California usually shakes to earthquakes but today the largest rocket in West Coast history took off from Vandenberg Air Force Base.
The 235 foot Delta IV rocket blasted off this morning with a launch that was heard over 50 miles away. The payload for the rocket is a satellite owned by the National Reconnaissance Office (NRO) and is widely reported to be for visual and signals/intelligence (sigint) spying.
"This launch marks a significant milestone in our nation's space capability," said Lt. Col. Brady Hauboldt, launch director at Vandenberg.

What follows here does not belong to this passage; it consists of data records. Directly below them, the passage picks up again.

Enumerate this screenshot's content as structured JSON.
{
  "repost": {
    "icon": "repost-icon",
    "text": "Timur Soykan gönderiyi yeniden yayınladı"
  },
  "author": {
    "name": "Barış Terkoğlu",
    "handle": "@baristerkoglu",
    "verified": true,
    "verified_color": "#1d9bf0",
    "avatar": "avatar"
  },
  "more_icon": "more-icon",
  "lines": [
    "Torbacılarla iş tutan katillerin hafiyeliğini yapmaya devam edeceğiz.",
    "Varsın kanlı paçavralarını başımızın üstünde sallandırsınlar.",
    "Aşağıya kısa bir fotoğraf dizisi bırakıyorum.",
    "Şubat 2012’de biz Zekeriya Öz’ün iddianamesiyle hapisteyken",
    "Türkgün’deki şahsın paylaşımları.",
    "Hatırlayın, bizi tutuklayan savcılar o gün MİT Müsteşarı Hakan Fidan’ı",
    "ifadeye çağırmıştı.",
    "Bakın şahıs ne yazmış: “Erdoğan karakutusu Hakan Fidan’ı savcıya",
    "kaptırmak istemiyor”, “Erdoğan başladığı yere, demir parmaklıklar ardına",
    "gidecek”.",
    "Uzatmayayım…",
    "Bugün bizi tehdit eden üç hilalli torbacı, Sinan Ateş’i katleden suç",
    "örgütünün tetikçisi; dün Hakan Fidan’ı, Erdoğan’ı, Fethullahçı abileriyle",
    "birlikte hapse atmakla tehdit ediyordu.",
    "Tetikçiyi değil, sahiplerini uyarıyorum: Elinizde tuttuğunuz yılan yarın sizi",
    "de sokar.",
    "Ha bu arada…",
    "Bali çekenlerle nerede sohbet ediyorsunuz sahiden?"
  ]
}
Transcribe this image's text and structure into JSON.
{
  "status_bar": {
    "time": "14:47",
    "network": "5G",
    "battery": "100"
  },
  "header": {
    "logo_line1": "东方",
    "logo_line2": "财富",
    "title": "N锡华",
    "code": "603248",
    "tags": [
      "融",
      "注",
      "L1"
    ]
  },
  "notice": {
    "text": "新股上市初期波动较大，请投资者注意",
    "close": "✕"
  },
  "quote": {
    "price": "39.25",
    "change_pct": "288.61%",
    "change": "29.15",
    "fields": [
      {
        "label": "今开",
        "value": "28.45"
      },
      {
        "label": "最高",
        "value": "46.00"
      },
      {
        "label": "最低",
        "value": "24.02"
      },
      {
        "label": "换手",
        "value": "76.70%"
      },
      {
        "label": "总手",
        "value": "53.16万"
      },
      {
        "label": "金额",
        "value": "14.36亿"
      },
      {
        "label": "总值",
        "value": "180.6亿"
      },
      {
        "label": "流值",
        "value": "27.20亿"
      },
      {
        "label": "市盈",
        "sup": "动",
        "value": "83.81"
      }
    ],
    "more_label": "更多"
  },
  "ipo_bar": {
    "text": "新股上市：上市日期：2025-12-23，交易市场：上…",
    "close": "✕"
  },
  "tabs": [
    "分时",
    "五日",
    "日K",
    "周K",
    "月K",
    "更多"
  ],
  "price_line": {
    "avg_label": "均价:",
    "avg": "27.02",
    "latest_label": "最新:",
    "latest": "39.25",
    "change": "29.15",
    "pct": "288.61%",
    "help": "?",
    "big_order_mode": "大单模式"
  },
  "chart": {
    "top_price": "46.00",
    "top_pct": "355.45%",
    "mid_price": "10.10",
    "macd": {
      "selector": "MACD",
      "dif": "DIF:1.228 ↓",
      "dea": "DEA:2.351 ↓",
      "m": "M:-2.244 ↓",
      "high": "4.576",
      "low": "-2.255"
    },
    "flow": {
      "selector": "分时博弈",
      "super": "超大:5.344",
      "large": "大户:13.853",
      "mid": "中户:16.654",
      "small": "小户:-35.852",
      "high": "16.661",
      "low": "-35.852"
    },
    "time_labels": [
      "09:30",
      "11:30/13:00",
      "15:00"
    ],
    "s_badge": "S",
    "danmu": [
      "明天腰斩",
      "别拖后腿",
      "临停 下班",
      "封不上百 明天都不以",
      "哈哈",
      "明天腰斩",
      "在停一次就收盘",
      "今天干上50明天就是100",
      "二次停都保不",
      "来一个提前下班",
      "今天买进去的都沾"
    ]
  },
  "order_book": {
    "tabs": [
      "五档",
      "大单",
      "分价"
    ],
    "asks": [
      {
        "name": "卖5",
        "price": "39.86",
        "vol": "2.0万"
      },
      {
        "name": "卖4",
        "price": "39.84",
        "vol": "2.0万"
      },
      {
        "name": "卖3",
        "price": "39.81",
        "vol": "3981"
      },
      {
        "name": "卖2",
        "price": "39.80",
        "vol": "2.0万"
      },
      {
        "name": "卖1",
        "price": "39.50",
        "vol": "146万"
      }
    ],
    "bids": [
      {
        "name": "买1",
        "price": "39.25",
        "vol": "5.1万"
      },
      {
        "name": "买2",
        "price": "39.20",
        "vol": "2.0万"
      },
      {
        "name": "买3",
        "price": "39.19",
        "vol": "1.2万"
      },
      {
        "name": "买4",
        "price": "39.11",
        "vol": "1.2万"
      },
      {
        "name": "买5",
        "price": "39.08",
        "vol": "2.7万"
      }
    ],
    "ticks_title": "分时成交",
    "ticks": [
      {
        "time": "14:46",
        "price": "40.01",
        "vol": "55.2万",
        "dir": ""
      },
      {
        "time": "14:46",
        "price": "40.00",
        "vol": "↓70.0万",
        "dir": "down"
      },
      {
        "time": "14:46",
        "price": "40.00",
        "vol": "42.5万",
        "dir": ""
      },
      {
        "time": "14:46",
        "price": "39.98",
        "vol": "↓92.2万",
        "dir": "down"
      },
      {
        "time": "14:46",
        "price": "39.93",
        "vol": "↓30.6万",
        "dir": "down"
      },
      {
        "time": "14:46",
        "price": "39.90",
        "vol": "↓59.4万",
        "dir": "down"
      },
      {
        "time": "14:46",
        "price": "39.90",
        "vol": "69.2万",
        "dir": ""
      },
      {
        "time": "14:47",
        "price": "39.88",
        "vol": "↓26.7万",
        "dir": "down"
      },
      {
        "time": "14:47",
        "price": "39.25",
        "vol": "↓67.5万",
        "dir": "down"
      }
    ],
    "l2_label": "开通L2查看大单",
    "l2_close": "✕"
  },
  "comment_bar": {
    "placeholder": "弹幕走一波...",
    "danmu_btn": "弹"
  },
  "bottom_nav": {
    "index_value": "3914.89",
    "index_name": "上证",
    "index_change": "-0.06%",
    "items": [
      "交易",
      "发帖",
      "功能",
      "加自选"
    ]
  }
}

"We've really restored a national capability for heavy lift on the Western Range, something we have not had since the last of the Titan IV-Bs flew out of Vandenberg. This extends our ability to cost effectively deliver payloads of all sizes and compliments."
According to ABC the billion-dollar satellite contains imaging technology capable of viewing objects a few inches across. It is an upgrade to earlier KH-11 spy satellites launched during the Cold War.
"KH-11s provide high resolution imagery, useful for strategic and tactical purposes," respected satellite tracker Ted Molczan told the station.
"They have the highest resolution of any such space craft in orbit, and are among the NOR's most important. Examples of hot spots that they monitor are North Korea and Iran and its nuclear program."